Le site est d'autant plus magnifique que je ne suis pas vraiment dérangé pour l'observer, la bombe d'hier a freiné l'ardeur tous les Libanais potentiellement intéressés par les ruines antiques, et les bombes des deux dernières années celle de tous les étrangers potentiellement intéressés par le pays du cèdre...
Au moins celui qui dormait dans ce tombeau doit être tranquille, sans doute à son époque passait-on plus de temps à l'hippodrome qu'au combat... impressionnant anneau, quelques gradins ont été préservés des voleurs de pierres, on se croirait dans Ben Hur...
La région, théâtre de bombardements de l'armée israélienne l'été passé est contrôlée officiellement par l'ONU. La FINUL, sous commandement italien depuis février dernier, est composée de 15000 hommes, essentiellement français et italiens.
On dit au Liban que c'est en réalite le Hezbollah qui protège la zone, et la FINUL par la même occasion. Qu'en penser ? Pas évident de se faire une opinion après deux jours sur place, certes bien informé par la communauté française qui parle plus facilement des événements que les autochtones... Si vous voulez mon avis, je suis contre les partis politiques à dimension religieuse, surtout dans un pays historiquement multiconfessionnel comme le Liban. En plus, la violence est partie intégrante des pratiques du Hezbollah. Selon moi, ce parti représente tout sauf l'avenir du Liban. Il ne semble pas que ce soit le cas des gens ici... Pour plus d'infos, car le sujet est pour le moins délicat...

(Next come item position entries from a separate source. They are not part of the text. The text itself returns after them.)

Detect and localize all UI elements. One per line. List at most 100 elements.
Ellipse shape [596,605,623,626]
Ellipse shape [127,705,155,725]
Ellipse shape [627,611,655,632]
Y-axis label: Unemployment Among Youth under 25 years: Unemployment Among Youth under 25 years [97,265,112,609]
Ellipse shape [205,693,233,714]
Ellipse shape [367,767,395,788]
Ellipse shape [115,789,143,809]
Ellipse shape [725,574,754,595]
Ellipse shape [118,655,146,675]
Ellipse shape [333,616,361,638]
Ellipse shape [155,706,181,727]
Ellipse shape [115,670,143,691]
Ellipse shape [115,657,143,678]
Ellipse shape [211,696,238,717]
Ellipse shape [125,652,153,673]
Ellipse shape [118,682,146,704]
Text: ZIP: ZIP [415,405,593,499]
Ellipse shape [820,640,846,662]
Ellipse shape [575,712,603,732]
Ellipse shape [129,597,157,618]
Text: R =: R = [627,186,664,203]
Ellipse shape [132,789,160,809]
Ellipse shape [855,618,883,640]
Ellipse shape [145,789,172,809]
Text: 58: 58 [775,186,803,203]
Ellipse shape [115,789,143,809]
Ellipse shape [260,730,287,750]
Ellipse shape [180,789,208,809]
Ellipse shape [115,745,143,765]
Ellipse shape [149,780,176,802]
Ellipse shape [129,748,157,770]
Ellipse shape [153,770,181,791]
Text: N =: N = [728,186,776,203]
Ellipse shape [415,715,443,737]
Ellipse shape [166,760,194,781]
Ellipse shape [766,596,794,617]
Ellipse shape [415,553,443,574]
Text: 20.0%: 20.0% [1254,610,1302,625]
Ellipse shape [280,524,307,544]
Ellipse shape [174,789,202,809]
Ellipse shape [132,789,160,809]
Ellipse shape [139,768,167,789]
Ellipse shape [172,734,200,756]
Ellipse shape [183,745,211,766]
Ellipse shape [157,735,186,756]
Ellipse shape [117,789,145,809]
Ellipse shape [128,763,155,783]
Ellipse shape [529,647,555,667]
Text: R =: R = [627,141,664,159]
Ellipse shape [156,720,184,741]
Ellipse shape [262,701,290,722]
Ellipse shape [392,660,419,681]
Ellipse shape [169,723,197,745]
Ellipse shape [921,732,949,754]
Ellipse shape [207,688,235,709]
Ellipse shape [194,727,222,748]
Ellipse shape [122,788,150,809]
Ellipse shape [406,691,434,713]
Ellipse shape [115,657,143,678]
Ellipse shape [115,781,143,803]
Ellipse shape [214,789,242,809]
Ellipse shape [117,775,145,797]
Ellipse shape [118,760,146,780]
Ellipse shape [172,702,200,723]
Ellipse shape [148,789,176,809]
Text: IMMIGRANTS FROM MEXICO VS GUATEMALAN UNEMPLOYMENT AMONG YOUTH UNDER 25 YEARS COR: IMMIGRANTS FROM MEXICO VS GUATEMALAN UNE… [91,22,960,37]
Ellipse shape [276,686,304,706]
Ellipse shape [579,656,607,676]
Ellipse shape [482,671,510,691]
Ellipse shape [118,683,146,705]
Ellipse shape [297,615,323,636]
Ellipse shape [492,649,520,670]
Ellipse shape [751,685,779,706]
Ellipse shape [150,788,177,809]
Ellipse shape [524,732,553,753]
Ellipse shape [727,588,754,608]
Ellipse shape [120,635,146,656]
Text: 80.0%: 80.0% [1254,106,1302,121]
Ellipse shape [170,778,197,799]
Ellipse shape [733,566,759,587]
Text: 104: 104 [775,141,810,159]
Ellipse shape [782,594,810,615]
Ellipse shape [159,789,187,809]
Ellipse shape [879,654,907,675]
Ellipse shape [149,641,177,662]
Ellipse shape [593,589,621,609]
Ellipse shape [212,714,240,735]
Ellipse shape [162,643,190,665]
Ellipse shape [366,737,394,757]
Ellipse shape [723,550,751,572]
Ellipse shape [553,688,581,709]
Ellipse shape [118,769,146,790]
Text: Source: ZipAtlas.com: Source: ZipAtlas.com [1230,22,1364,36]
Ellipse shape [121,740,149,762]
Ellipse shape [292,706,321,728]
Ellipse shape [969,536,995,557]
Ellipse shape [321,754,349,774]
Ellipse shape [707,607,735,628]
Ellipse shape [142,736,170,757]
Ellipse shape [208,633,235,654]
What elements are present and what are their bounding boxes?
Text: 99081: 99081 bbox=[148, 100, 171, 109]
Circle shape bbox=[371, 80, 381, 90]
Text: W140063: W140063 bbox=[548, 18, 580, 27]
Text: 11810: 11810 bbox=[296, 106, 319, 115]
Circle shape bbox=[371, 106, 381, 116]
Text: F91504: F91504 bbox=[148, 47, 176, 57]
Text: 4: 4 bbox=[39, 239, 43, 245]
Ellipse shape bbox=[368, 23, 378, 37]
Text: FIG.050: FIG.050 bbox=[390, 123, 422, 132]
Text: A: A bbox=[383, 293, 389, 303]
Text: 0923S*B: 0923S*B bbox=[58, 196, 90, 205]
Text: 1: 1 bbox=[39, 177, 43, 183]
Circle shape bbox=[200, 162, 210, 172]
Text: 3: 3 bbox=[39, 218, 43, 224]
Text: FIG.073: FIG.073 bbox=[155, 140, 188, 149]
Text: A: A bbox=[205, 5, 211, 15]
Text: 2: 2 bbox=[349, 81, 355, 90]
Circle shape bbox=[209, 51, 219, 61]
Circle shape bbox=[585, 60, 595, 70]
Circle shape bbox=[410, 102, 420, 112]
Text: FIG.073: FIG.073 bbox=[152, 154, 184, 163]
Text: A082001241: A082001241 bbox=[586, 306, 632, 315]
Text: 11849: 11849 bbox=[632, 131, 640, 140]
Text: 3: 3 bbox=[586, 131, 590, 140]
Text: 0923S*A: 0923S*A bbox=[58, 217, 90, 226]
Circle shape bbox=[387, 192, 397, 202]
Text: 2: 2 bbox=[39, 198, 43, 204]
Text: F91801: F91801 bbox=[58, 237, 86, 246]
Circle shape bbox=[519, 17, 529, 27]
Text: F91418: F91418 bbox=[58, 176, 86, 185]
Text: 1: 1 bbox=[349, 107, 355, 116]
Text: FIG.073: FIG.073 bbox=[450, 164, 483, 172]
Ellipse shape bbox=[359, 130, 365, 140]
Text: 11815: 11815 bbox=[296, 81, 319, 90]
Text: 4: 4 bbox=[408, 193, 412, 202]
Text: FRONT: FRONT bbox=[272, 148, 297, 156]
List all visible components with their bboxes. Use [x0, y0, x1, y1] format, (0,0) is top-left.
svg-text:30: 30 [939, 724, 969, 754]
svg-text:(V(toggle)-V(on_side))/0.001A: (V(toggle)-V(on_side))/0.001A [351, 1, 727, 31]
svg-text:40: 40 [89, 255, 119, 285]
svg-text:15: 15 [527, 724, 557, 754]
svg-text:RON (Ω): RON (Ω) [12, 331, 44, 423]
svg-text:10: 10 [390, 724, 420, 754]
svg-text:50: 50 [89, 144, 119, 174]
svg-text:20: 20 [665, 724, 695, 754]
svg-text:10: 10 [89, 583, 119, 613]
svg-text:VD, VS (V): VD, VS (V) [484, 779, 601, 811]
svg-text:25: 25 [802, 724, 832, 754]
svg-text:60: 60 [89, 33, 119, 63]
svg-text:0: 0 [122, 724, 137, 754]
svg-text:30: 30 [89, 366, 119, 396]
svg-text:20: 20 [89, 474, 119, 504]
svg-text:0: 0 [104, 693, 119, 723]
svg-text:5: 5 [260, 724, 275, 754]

Cinquante kilomètres au nord, Saïda, alias Sidon. Un souk traditionnel dans un centre historique en pierre est censé animer le centre ville, hélas, deuil national du fait de vous savez quoi. Résultat, tout est fermé, et c'est bien dommage...
Je déambule distraitement dans les ruelles puantes du marché, où les passants sont rares... Il faut vraiemnt que je revienne ici quand le calme sera revenu...
...la route du retour s'offre à moi, l'autoroute étant coupée pour cause de travaux eux mêmes dus aux bombardements de l'été dernier...
Baalbek
Pour me rendre à Baalbek, site archéologique réputé, je reprends un minibus, qui met au moins deux heures auxquelles ma voisine ne résiste pas, pour gagner le nord de la Bekaa...
...ce plateau situe a 1000 m d'altitude, fertile, à mi chemin entre Damas et Beyrouth. Je constate au passage que Walid Eido, tué il y a deux jours dans l'attentat près duquel je suis passé, a fait son apparition sur les panneaux d'affichage...
Baalbek, en latin Heliopolis, était une ville dont la particularité était d'avoir un temple dédié à Jupiter aux proportions jamais égalées dans l'empire.
Il ne reste plus grand chose du temple principal, comme d'habitude dans la région, il lui a fallu affronter en plus des tremblements de terre les différentes invasions et les gens du coin à la recherche de matériau disponible pour construire...
Les dimensions des colonnes sont impressionnantes, plus de deux mètres de diamètre, et un système ingénieux de pièce de bronze au centre pour faire tenir les tambours entre eux...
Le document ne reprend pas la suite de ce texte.